The number of women permanent secretaries and deputy permanent secretaries is also disturbingly low. There are only are 4 (15.3%) women among the 26 permanent secretaries, again similar to the Late President Magufuli’s last composition of permanent secretaries. There are also 6 women (20%) among the 30-deputy permanent secretaries, suggesting no difference with President Samia’s appointments in April 2021. It is worth noting that, there were 11 women deputy permanent secretaries and 18 men in the last list of President Magufuli’s deputy permanent secretaries list.
It is often difficult for women to acquire and exercise leadership skills in the political sphere. The role of Deputy Minister, Permanent and Deputy Secretaries are among the opportunities to build up women who will eventually be able to take on the role of full ministers, prime minister, and beyond. The dearth of women in these positions should remind the President to forge a long term and strategic vision for supporting women into political leadership.
When a President has a strong inclusion inclination and extensive powers to deliver on the inclination, the outcomes can be positive and meaningful. In Tanzania however, the gender responsive appointments remain the discretion of the President and thus lacking sustainability. For as long as the Executive retains extensive appointment powers, something which I strongly feel needs changing as a matter of urgency, other checks need to be put into place to ensure that any President, whatever their inclination, appoints inclusively. The checks need to include a clear threshold in the laws to ensure that men and women, including those with disabilities and of different backgrounds, are provided with the legally ring-fenced equal opportunities to be appointed in various positions.

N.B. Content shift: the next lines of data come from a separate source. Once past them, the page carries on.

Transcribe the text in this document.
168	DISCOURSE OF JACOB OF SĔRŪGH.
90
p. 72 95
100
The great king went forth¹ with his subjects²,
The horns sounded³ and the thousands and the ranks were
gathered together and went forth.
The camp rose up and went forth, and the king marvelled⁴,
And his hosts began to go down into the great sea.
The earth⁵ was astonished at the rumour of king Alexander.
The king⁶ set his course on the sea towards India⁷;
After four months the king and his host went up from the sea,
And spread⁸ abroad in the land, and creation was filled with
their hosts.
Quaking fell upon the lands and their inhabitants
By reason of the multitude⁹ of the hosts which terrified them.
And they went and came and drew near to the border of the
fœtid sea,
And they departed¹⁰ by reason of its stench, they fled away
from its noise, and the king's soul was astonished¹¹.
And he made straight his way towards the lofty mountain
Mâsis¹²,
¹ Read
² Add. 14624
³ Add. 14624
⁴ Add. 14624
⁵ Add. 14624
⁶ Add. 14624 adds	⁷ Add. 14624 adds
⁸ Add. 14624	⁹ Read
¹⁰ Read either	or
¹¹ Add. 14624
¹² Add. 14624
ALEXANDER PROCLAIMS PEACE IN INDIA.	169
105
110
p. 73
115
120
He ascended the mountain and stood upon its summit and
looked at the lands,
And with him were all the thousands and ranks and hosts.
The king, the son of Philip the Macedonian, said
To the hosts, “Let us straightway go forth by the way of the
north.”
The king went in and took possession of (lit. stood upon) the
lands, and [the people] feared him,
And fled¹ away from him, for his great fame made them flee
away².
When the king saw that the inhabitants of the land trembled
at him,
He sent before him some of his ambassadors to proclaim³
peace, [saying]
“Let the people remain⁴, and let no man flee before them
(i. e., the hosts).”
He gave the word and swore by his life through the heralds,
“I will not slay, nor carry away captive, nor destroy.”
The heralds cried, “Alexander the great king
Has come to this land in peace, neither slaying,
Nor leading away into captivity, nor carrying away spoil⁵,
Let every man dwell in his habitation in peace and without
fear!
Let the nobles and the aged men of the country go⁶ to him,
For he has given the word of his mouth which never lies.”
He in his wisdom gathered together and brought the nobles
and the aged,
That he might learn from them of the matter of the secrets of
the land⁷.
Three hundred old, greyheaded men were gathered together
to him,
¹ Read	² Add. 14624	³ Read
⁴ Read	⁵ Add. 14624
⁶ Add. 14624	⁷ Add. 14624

On the new ministry of Community Development, Gender, Women and Special Groups, I am confused on whether issues of youth and persons with disabilities are now placed in this particular ministry. The confusion is caused by the existence of the words ‘special groups’ in the Ministry of Community Development, Gender, Women and Special Groups and with the retention of the words ‘youth and persons with disabilities’ within the Prime Minister’s Office, Policy, Parliament, Employment, Youth and PWDs. Special groups have been interpreted to mean children, the elderly, youth and persons with disabilities etc. Clarification on this matter is necessary given that the Prime Minister’s Office is also focused on the already extensive issues of Policies, Parliament and Employment.